Segundo o Estado de São Paulo, a declaração, de 46 artigos, estabelece os padrões básicos de respeito aos direitos dos povos indígenas do mundo, que incluem a propriedade de suas terras, acesso aos recursos naturais de seus territórios, preservação de seus conhecimentos tradicionais e autodeterminação. O problema é esta última palavrinha. Autodeterminação significa a constituição de um novo país.


Se os países querem dividir-se, que se dividam. Hoje há fortes movimentos separatistas no Canadá, na Bélgica, na Itália e na Espanha, isso para falar só de Ocidente. O Canadá francófono não quer mais dormir junto com o anglófono, os valões não estão gostando de dividir o mesmo teto com os flamengos, a Padania quer distância de uma Itália pobre (Lega lombarda, Roma bastarda) e bascos e catalães querem independência da Espanha. Mas que a divisão seja iniciativa de cada país, e não imposição de uma entidade inoperante, inútil tribuna de discursos vazios e cabide de empregos milionários. Se estes países resolverem cindir-se, cada pedaço saberá como gerir seus destinos. Outra coisa é conferir territórios imensos a selvagens que não conseguem sequer administrar uma horta. E que passarão a onerar os contribuintes do país ao qual pertenciam.


Se o Brasil quer dividir-se, que se divida. O deplorável é ver que esta divisão, se acontecer, será em função de interesses internacionais e inconfessáveis, e não uma decisão dos brasileiros. É uma luta pelo subsolo, e não defesa de direitos indígenas. Espantoso ver um governo que se pretende de esquerda dobrando-se à vontade de fundações e ONGs americanas e européias. Humilhante ver uma Suprema Corte curvando-se a uma determinação da ONU.


De minha parte, não tenho objeção alguma a que o país se parta em cacos como previu Eça de Queirós. Nasci na fronteira seca com o Uruguai e nunca me senti muito brasileiro. Sou mais platino. Me sinto mais em casa em Montevidéu, Buenos Aires ou mesmo Madri, do que em Porto Alegre ou São Paulo. Desde há muito defendo a divisão do Brasil em três ou quatro partes. Seriam mais administráveis. Um norte, um nordeste, um sul. E mais o Rio de Janeiro, que poderia ser logo entregue a quem de fato detém o poder, os traficantes de drogas. Para o PCC, um bantustão. Eles que o administrem.

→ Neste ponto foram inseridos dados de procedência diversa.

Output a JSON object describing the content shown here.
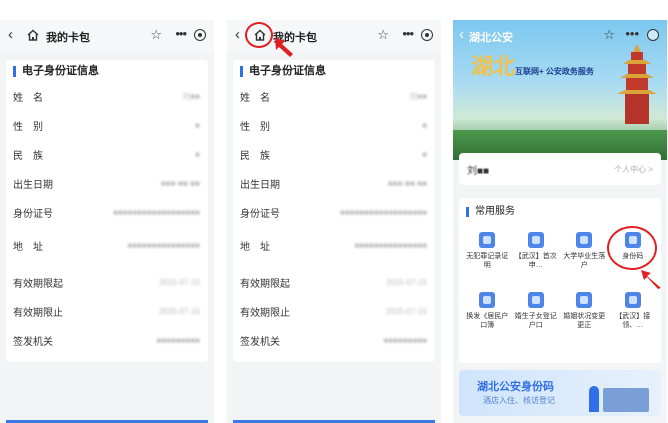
{
  "panel1": {
    "title": "我的卡包",
    "section": "电子身份证信息",
    "rows": [
      {
        "label": "姓　名",
        "value": "刘■■"
      },
      {
        "label": "性　别",
        "value": "■"
      },
      {
        "label": "民　族",
        "value": "■"
      },
      {
        "label": "出生日期",
        "value": "■■■-■■-■■"
      },
      {
        "label": "身份证号",
        "value": "■■■■■■■■■■■■■■■■■■"
      },
      {
        "label": "地　址",
        "value": "■■■■■■■■■■■■■■■"
      },
      {
        "label": "有效期限起",
        "value": "2015-07-15"
      },
      {
        "label": "有效期限止",
        "value": "2025-07-15"
      },
      {
        "label": "签发机关",
        "value": "■■■■■■■■■"
      }
    ]
  },
  "panel2": {
    "title": "我的卡包",
    "section": "电子身份证信息",
    "rows": [
      {
        "label": "姓　名",
        "value": "刘■■"
      },
      {
        "label": "性　别",
        "value": "■"
      },
      {
        "label": "民　族",
        "value": "■"
      },
      {
        "label": "出生日期",
        "value": "■■■-■■-■■"
      },
      {
        "label": "身份证号",
        "value": "■■■■■■■■■■■■■■■■■■"
      },
      {
        "label": "地　址",
        "value": "■■■■■■■■■■■■■■■"
      },
      {
        "label": "有效期限起",
        "value": "2015-07-15"
      },
      {
        "label": "有效期限止",
        "value": "2025-07-15"
      },
      {
        "label": "签发机关",
        "value": "■■■■■■■■■"
      }
    ]
  },
  "panel3": {
    "title": "湖北公安",
    "banner_calligraphy": "湖北",
    "banner_slogan": "互联网+ 公安政务服务",
    "user_name": "刘■■",
    "user_center": "个人中心 >",
    "services_title": "常用服务",
    "services": [
      {
        "label": "无犯罪记录证明",
        "icon": "badge-icon"
      },
      {
        "label": "【武汉】首次申…",
        "icon": "id-card-icon"
      },
      {
        "label": "大学毕业生落户",
        "icon": "person-icon"
      },
      {
        "label": "身份码",
        "icon": "qr-icon"
      },
      {
        "label": "换发《居民户口簿",
        "icon": "book-icon"
      },
      {
        "label": "婚生子女登记户口",
        "icon": "baby-icon"
      },
      {
        "label": "婚姻状况变更更正",
        "icon": "shield-icon"
      },
      {
        "label": "【武汉】接领、…",
        "icon": "id-card-icon"
      }
    ],
    "promo_title": "湖北公安身份码",
    "promo_subtitle": "酒店入住、核访登记"
  },
  "colors": {
    "accent": "#2f6fe8",
    "highlight": "#e02020"
  }
}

Houve época em que me sentia brasileiro. Aliás, mais gaúcho que brasileiro. Comecei então a bater pernas pelo planetinha. Vi países mais lindos e mais organizados, sociedades mais cultas e menos corruptas, povos mais laboriosos e mais honestos. Por que raios ficaria então louvando as virtudes do caos em que nasci? O homem é o homem e suas circunstâncias, escreveu Ortega y Gasset. Hoje, dadas minhas circunstâncias – idade, posses, filha, círculo de amigos – o Brasil é para mim o melhor país para viver. Não me queixo. Mas se minha pátria for reduzida ao bairro onde hoje resido, já está de bom tamanho.


Me tornei cidadão do mundo e hoje viveria bem em praticamente todos os países do Ocidente. (Menos nos Estados Unidos, não gosto da cultura deles. Paraguai também não, é claro). Houve época em que, mesmo já não me sentindo muito brasileiro, eu torcia pelo Brasil, queria ver o país deslanchar. Este meu entusiasmo murchou em 2002, quando o país elegeu para a Presidência um analfabeto. E morreu definitivamente em 2006, quando o país reelegeu o analfabeto. Tornei-me egoísta. Me imbuí daquele "egoísmo natural das pedras", do qual falava Fernando Pessoa. Como Candide, vou cuidar de meu jardim. O futuro do país não me interessa mais. Quiseram? Que levem. Com a devida vênia do Apedeuta, vou repetir seu discurso: que "sifu".